Edge detection in computer vision localizes significant grey‑level variations and is essential for 3D reconstruction, motion analysis, recognition, enhancement, registration, and compression, yet it requires smoothing and differentiation—an ill‑conditioned process that loses information—making it hard to devise a universally effective algorithm, so many detectors with varied mathematical properties have been developed over time. This paper reviews the current state of understanding of edge detection. The authors outline an overview of edge detection research, covering edge definitions, detector properties, detection methodology, the interplay between edges and detectors, and implementations of existing detectors.

Abstract

In computer vision and image processing, edge detection concerns the localization of significant variations of the grey level image and the identification of the physical phenomena that originated them. This information is very useful for applications in 3D reconstruction, motion, recognition, image enhancement and restoration, image registration, image compression, and so on. Usually, edge detection requires smoothing and differentiation of the image. Differentiation is an ill-conditioned problem and smoothing results in a loss of information. It is difficult to design a general edge detection algorithm which performs well in many contexts and captures the requirements of subsequent processing stages.

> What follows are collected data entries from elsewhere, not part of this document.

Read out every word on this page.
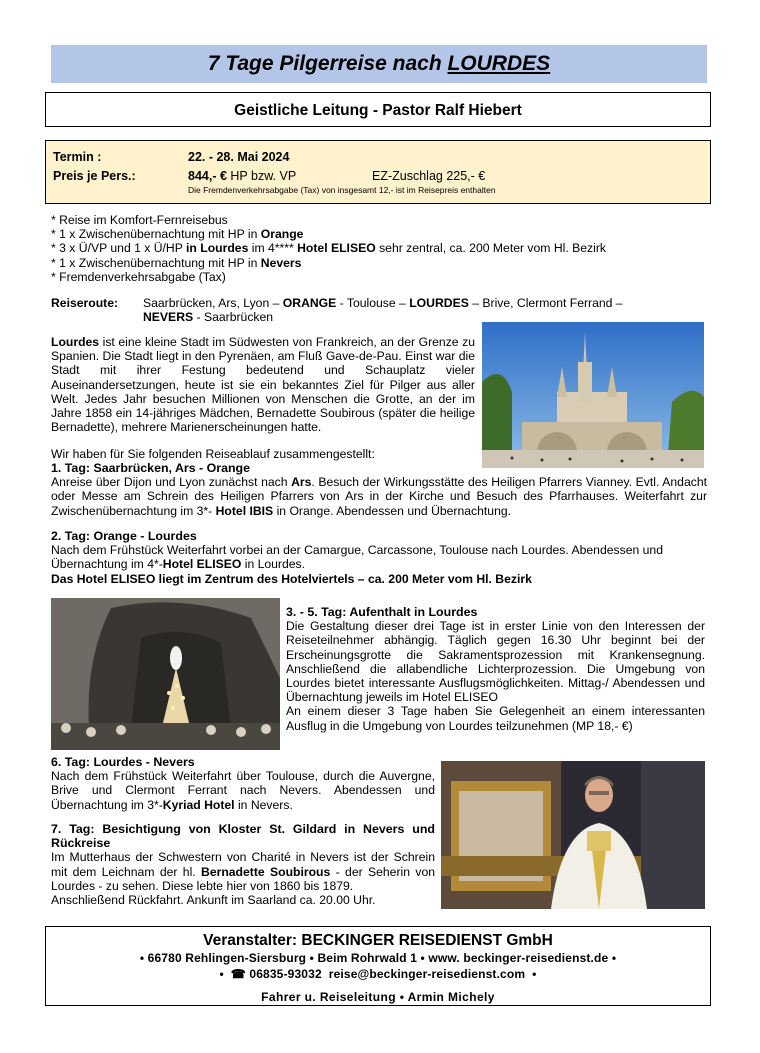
7 Tage Pilgerreise nach LOURDES
Geistliche Leitung - Pastor Ralf Hiebert
Termin :	22. - 28. Mai 2024
Preis je Pers.:	844,- € HP bzw. VP	EZ-Zuschlag 225,- €
Die Fremdenverkehrsabgabe (Tax) von insgesamt 12,- ist im Reisepreis enthalten
* Reise im Komfort-Fernreisebus
* 1 x Zwischenübernachtung mit HP in Orange
* 3 x Ü/VP und 1 x Ü/HP in Lourdes im 4**** Hotel ELISEO sehr zentral, ca. 200 Meter vom Hl. Bezirk
* 1 x Zwischenübernachtung mit HP in Nevers
* Fremdenverkehrsabgabe (Tax)
Reiseroute: Saarbrücken, Ars, Lyon – ORANGE - Toulouse – LOURDES – Brive, Clermont Ferrand –
NEVERS - Saarbrücken
Lourdes ist eine kleine Stadt im Südwesten von Frankreich, an der Grenze zu Spanien. Die Stadt liegt in den Pyrenäen, am Fluß Gave-de-Pau. Einst war die Stadt mit ihrer Festung bedeutend und Schauplatz vieler Auseinandersetzungen, heute ist sie ein bekanntes Ziel für Pilger aus aller Welt. Jedes Jahr besuchen Millionen von Menschen die Grotte, an der im Jahre 1858 ein 14-jähriges Mädchen, Bernadette Soubirous (später die heilige Bernadette), mehrere Marienerscheinungen hatte.
Wir haben für Sie folgenden Reiseablauf zusammengestellt:
1. Tag: Saarbrücken, Ars - Orange
Anreise über Dijon und Lyon zunächst nach Ars. Besuch der Wirkungsstätte des Heiligen Pfarrers Vianney. Evtl. Andacht oder Messe am Schrein des Heiligen Pfarrers von Ars in der Kirche und Besuch des Pfarrhauses. Weiterfahrt zur Zwischenübernachtung im 3*- Hotel IBIS in Orange. Abendessen und Übernachtung.
2. Tag: Orange - Lourdes
Nach dem Frühstück Weiterfahrt vorbei an der Camargue, Carcassone, Toulouse nach Lourdes. Abendessen und Übernachtung im 4*-Hotel ELISEO in Lourdes.
Das Hotel ELISEO liegt im Zentrum des Hotelviertels – ca. 200 Meter vom Hl. Bezirk
3. - 5. Tag: Aufenthalt in Lourdes
Die Gestaltung dieser drei Tage ist in erster Linie von den Interessen der Reiseteilnehmer abhängig. Täglich gegen 16.30 Uhr beginnt bei der Erscheinungsgrotte die Sakramentsprozession mit Krankensegnung. Anschließend die allabendliche Lichterprozession. Die Umgebung von Lourdes bietet interessante Ausflugsmöglichkeiten. Mittag-/ Abendessen und Übernachtung jeweils im Hotel ELISEO
An einem dieser 3 Tage haben Sie Gelegenheit an einem interessanten Ausflug in die Umgebung von Lourdes teilzunehmen (MP 18,- €)
6. Tag: Lourdes - Nevers
Nach dem Frühstück Weiterfahrt über Toulouse, durch die Auvergne, Brive und Clermont Ferrant nach Nevers. Abendessen und Übernachtung im 3*-Kyriad Hotel in Nevers.
7. Tag: Besichtigung von Kloster St. Gildard in Nevers und Rückreise
Im Mutterhaus der Schwestern von Charité in Nevers ist der Schrein mit dem Leichnam der hl. Bernadette Soubirous - der Seherin von Lourdes - zu sehen. Diese lebte hier von 1860 bis 1879.
Anschließend Rückfahrt. Ankunft im Saarland ca. 20.00 Uhr.
Veranstalter: BECKINGER REISEDIENST GmbH
• 66780 Rehlingen-Siersburg • Beim Rohrwald 1 • www. beckinger-reisedienst.de •
•  ☎ 06835-93032 reise@beckinger-reisedienst.com  •
Fahrer u. Reiseleitung • Armin Michely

Consequently, over the history of digital image processing a variety of edge detectors have been devised which differ in their mathematical and algorithmic properties. This paper is an account of the current state of our understanding of edge detection. We propose an overview of research in edge detection: edge definition, properties of detectors, the methodology of edge detection, the mutual influence between edges and detectors, and existing edge detectors and their implementation.